World - Afghanistan;Rough justice for women

Jill McGivering
BBC News, Afghanistan


Lashkar Gah prison is the biggest in the southern Afghan province of Helmand. It is a mud-walled structure with square watchtowers and heavy iron gates.

I waited in a dingy concrete room, outside the main prisoner block, until the prison's seven female prisoners were brought through, slight figures swathed at first in voluminous burkas.

Zardana was the first to speak, a feisty young woman wearing make-up and an array of glittering jewellery.

She had been in prison for five years, she said, and was now halfway through a 10-year sentence. She was convicted of killing her husband, a crime she denied.

The real reason she was still locked up, she insisted, was because she did not have money to bribe her way out, as others did.

"It's obvious what goes on," she said. "I've seen more than 30 women released. There was one sentenced to 16 years and they let her out after eight months just because her father paid off the judge."

The other women, listening in, nodded agreement. One said she had been released herself after 18 months because the judge thought her parents had money. When they did not pay him, she was re-imprisoned.

'All alone'

Most of the young women were either teenagers or in their early twenties.

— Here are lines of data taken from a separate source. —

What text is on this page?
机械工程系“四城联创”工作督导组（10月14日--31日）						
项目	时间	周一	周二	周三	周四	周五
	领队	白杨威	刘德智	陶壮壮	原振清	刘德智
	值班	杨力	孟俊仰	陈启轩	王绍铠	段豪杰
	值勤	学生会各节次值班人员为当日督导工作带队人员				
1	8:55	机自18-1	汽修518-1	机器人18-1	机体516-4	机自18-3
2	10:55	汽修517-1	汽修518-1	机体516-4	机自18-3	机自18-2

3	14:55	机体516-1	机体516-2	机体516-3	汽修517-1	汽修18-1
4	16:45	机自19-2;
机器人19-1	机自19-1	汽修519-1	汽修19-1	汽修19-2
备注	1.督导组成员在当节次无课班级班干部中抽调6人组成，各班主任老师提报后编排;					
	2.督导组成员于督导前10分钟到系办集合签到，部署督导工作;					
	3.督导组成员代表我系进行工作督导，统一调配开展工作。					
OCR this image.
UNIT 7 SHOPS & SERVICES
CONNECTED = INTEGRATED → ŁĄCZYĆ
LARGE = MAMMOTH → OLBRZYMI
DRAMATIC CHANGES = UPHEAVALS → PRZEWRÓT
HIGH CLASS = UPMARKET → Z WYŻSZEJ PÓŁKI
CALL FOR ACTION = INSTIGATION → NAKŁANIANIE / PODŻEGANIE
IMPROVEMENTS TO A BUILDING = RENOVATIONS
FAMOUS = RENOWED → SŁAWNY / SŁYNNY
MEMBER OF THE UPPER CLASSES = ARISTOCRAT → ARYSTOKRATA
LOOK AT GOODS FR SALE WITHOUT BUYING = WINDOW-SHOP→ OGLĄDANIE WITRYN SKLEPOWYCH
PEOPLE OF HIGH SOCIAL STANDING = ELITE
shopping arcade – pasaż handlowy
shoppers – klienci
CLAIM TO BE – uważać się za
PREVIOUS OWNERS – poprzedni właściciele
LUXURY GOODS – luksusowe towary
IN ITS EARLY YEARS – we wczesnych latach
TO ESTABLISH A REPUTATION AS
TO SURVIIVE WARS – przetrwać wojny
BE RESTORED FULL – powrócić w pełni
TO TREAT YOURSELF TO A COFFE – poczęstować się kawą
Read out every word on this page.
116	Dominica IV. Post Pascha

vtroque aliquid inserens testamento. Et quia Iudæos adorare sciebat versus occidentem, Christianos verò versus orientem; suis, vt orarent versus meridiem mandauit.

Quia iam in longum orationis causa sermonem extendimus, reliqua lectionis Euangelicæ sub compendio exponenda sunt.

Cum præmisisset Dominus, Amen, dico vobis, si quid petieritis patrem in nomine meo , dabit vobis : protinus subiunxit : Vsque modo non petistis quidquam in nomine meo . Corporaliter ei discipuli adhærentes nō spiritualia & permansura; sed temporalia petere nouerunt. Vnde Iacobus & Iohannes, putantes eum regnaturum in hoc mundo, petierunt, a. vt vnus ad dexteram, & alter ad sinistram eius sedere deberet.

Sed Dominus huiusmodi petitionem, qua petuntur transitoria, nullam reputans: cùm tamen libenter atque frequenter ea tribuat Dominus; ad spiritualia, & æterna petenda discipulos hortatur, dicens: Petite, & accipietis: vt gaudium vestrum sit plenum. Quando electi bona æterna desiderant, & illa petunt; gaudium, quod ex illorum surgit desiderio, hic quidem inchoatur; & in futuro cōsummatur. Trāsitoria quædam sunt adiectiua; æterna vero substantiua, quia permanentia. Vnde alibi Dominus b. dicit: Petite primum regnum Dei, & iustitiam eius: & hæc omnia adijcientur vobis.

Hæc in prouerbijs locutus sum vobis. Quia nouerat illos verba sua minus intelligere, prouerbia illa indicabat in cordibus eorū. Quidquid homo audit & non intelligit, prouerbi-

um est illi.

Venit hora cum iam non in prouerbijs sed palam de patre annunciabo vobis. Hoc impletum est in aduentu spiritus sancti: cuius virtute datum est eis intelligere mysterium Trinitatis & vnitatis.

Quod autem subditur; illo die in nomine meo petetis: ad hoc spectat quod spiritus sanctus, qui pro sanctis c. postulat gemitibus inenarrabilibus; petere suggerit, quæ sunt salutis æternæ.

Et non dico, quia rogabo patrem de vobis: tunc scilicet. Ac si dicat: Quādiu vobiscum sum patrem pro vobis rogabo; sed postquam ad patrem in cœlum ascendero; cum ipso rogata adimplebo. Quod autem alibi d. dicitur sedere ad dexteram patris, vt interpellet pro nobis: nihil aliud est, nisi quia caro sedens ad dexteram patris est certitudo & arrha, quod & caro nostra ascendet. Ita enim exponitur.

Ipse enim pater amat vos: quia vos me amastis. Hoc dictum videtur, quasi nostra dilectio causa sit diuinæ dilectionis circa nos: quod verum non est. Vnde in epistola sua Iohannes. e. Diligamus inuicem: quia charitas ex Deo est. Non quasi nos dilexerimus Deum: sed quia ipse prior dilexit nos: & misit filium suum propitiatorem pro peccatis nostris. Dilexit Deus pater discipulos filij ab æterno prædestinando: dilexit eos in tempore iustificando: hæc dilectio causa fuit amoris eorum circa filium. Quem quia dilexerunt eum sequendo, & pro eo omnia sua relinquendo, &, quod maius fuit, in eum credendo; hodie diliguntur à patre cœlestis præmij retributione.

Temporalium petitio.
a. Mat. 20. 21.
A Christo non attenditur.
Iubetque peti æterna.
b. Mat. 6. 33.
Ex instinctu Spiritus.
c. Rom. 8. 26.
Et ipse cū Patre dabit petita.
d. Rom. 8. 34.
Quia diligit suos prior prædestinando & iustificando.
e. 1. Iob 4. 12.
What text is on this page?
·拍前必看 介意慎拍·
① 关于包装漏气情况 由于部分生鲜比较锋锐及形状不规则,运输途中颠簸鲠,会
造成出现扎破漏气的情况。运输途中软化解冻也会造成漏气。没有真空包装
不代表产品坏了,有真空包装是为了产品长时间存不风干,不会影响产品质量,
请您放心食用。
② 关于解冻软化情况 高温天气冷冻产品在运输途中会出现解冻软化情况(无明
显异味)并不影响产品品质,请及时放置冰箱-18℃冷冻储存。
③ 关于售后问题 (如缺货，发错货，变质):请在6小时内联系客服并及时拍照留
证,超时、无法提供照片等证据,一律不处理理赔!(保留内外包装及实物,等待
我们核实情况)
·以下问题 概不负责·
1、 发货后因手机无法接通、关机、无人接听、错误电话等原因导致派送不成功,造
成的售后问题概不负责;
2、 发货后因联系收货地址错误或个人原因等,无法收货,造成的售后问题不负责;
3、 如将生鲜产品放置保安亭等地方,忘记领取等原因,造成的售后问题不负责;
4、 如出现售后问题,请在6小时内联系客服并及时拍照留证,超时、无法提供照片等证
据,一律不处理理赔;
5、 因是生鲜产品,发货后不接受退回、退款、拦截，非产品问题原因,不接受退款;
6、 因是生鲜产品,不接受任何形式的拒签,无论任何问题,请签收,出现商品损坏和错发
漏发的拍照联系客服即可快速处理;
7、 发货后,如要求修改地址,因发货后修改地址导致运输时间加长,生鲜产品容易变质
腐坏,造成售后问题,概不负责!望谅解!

The youngest, Sekeena, was one of the most shy, clamping her scarf across her babyish face and watching me with nervous brown eyes.

The other women had to press her before she finally agreed to tell me her story.

When she was 13, she said, she was engaged to a neighbour's son. Just four days before the wedding celebration, some other boys abducted her. When they took her back to her family, she was shamed and arrested for illegal sex. She was sentenced to seven years in jail. Her family accused her of going off willingly with the boy and has now disowned her.

"Now I have no family, no parents, no brother, no sister," she said. "I am all alone. What kind of life am I living here? It's a life but not a human life."

I was not allowed to enter the living quarters and see them for myself. The women told me that they shared two simple rooms which were cold and wet in winter. The roof leaked when it rained, they said, and there was no proper toilet.

"You wouldn't keep an animal in those rooms," said one girl.

Reform efforts

Afterwards I spoke to the prison governor, Colonel Gulam Ali. He said women tend to get lighter sentences than men in Afghanistan - and the women here had all been subject to a proper judicial process, from police evidence to court trial and conviction.

I asked him about the women's allegations of corruption. He nodded. "Yes," he said, "I'm not going to deny that happens. Everyone from the president to the international community knows there is corruption in the administrative and justice system and it must be addressed."

An international programme is trying to introduce reform.

At the moment, all the judges and prosecution lawyers working in Helmand province are men - and there are no defence lawyers to represent the accused. The first defence lawyers are now being trained and will start work here soon.

Gohar-taaj Ahadi is the head of the Women and Children's Justice Commission, which has been set up to look at ways of educating women about their rights and supporting them in court.

"The judiciary system all over Afghanistan tends to side more with men than women," she told me.

"Women here get convicted and no-one supports them. In Islamic law, men and women have equal rights but the trouble is that's not respected in Afghanistan."

A functioning judicial system is a basic hallmark of democracy. Reform is underway but in Afghanistan, many people - and women in particular - are still struggling to get the justice they deserve.